Habíamos
caminado desde la madrugada, cuando la oscuridad nos encerraba en un camino que
a tientas y tropezones recorríamos casi sin rumbo; después de horas que me
parecieron años, el día despertaba bostezando muy despacio.
-¿Falta
mucho?- me preguntó Valentina, no supe responderle, era la primera vez que yo
andaba esas veredas olvidadas, tapizadas de polvo, piedras y hormigueros; unos
cuantos matorrales a los lados y la lejanía rodeándonos por todos los puntos
cardinales.
Extraños
estruendos se oían a los lejos, nos deteníamos como en espera de hallar su
causa, abriendo un espacio de silencio por si se repetía; pero solo
escuchábamos las chicharras y el viento que soplaba entre las espinas de los
nopales y las gobernadoras.
-¿A dónde me
llevas?- insistía Valentina cada rato; yo callaba, me limpiaba el sudor y los
mocos, con el sombrero en la mano le señalaba “para allá” y continuábamos
avanzando por aquellas interminables laderas.
Ya al medio
día, el calor era insufrible, la sed nos
corroía las entrañas, el cansancio hacía mella en nuestros cuerpos, en nuestra
moral. Divisamos a la distancia una mojonera que algo nos debía indicar,
sentimos una luz en el camino, al acercarnos vimos que tenía un mensaje ya casi
indeleble que tradujimos como: “ya falta poco”, decía: “La Tristeza, Poblado próximo”

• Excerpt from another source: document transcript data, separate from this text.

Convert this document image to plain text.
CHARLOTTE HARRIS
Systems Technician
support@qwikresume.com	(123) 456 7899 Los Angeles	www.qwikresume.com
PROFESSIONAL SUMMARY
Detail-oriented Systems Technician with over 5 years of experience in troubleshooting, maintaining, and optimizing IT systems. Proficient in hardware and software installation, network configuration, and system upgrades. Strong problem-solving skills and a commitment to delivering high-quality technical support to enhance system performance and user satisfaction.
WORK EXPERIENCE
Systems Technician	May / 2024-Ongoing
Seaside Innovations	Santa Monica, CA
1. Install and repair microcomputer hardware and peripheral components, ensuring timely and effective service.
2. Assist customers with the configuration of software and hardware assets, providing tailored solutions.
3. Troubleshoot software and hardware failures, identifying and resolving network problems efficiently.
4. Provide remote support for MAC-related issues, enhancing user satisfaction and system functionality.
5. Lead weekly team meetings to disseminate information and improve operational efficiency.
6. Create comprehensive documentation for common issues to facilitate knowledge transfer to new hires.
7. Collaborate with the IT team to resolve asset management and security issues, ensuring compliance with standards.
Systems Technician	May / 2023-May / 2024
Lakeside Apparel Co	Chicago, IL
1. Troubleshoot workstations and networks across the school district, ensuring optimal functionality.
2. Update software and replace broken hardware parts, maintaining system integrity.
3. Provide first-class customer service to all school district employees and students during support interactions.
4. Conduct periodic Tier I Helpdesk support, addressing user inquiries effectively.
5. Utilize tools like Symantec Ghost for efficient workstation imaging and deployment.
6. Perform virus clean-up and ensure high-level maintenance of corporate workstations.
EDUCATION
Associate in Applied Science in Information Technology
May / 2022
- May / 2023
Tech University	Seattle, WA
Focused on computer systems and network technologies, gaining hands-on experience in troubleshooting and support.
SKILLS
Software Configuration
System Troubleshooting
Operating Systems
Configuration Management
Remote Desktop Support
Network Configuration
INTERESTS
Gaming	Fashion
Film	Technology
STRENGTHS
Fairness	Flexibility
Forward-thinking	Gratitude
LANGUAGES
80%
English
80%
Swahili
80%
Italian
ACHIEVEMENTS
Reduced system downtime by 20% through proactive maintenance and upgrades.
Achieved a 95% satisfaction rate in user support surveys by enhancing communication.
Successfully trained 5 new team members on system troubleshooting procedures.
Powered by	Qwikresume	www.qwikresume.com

y dos leguas adelante, apareció un anuncio desvencijado que pendía de un
mezquite que por ventura nos brindó su escasa sombra y que así rezaba: Rancho “La
Tristeza” 20
minutos.
Un vuelco al
corazón nos hizo sentir tal noticia, comimos unos mezquites, algunas tunas y proseguimos la marcha con la
esperanza de por fin encontrar nuestro destino.
Bajando la
colina se veía a lo lejos una ranchería que, conforme trotábamos ansiosos, se
aclaraba.
-¡Ya mero llegamos!-
exclamó Valentina con una sonrisa de sus resecados labios y en efecto, por fin
cruzamos los bordes del despoblado rancho.
Bienvenidos
a “La
Tristeza” decía una manta rasgada por los aires, parecía una vieja bandera
ondeando. Me dije, en este rancho no hay
postes ni alambres columpiando encima de las calles, pues estas además no
existen. Algunas ruinas de adobe se diseminaban en torno a un molino de viento,
cuya única aspa se movía como una
manecilla temblorosa.
Valentina me
miró con cara de reproche -¿A dónde me has traído? Aquí no hay nadie, no hay
nada, ni siquiera un pozo, un aguaje, una noria-
-No te
agüites, -le dije,- vamos a echarnos a descansar y desde entonces nos quedamos
dormidos y no pretendemos despertar nunca jamás.